The village can trace its origins back for more than 2000 years, when the area of the current village was inhabited by the Guanche natives.
The village became known as Adfatagad in the 16th century, around the time when the struggle for control of the Canary Islands between the Guanches and the Spanish was taking place. Many of the battles in the final stages of this conflict took place in and around the Barranco de Fataga.
By the end of the 19th century, Fataga had some 650 inhabitants, dedicated to the farming of cereals, vegetables and fruits, as well as cattle. At that time it was a self-sufficient farming community, owing its prosperity to the water source known as "El Cercado de Fataga" (The Orchard of Fataga) or "Fuente Grande" (Great Spring).

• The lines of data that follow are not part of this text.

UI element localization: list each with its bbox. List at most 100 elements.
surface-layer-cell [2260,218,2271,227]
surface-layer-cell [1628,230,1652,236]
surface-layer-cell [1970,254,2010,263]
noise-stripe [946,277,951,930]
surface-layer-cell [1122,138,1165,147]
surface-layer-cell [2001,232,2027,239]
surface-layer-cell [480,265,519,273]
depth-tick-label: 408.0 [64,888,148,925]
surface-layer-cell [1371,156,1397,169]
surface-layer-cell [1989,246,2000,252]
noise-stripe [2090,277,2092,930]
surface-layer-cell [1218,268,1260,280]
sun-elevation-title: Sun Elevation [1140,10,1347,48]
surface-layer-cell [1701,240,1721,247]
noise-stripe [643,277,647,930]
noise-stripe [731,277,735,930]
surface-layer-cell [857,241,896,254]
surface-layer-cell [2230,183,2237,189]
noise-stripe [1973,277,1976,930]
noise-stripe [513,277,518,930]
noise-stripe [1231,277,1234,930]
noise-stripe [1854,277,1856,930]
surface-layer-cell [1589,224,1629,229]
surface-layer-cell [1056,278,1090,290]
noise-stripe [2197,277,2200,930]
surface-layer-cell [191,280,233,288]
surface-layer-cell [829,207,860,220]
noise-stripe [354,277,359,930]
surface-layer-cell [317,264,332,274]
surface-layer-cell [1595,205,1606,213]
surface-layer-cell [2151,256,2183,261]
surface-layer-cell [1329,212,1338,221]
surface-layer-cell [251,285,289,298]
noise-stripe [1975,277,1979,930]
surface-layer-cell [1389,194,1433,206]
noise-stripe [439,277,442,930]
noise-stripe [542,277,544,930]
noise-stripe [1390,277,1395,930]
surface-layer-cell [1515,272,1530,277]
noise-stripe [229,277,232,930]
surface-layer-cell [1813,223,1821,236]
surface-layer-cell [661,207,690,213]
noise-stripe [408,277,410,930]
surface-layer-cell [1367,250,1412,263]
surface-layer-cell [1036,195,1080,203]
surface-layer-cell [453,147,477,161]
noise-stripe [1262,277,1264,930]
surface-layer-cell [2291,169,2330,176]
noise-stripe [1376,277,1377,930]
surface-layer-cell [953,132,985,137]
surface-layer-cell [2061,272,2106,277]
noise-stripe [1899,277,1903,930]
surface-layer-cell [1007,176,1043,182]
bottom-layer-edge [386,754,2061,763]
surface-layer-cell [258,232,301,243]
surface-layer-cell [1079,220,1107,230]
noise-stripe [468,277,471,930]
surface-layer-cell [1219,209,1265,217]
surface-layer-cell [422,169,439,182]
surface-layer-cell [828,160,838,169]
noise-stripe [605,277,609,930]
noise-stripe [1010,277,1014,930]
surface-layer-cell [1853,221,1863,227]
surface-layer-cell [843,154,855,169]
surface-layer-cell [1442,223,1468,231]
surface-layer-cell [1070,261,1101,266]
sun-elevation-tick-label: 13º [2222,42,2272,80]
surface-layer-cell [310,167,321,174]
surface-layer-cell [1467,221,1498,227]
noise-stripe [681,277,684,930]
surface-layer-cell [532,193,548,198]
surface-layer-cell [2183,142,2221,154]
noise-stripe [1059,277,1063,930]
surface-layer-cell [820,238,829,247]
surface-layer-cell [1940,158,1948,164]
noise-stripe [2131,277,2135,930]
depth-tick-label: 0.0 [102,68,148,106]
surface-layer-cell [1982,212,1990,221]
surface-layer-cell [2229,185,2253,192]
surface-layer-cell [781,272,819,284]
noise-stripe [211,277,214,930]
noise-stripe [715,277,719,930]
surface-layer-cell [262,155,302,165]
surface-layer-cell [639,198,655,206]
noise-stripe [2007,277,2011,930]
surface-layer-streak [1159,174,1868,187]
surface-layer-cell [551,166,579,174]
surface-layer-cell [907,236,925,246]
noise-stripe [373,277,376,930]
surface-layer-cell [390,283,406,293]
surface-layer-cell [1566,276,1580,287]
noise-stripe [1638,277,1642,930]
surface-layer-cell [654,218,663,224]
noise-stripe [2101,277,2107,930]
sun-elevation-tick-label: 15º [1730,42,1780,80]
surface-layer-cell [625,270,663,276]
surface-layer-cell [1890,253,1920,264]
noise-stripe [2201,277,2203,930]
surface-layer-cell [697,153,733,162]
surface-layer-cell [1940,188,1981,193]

Fataga is a characteristic village in the island. Old narrow lanes made out of stones and famous historic Canarian houses. The village is part of the list of World Heritage Sites. The village is in the Barranco de Fataga, known as the "valley of the thousand palms" with brown rocks and small shades of green.
The villagers constructed their church dedicated to St. José in the year of 1880. In the period up to the present day new farms and houses have been built often growing fruits such as oranges, lemons, apricots and grapes, however the population of the village has now dropped to around 400.
Fataga is more than a very popular day-trip destination for holidaymakers staying in the coastal regions of Gran Canaria.
Fataga has a small school, two restaurants, tourist areas, a bakery, and a mill. The art gallery which can be found at the back of the village is most certainly worth a visit both for the art and the views from this point.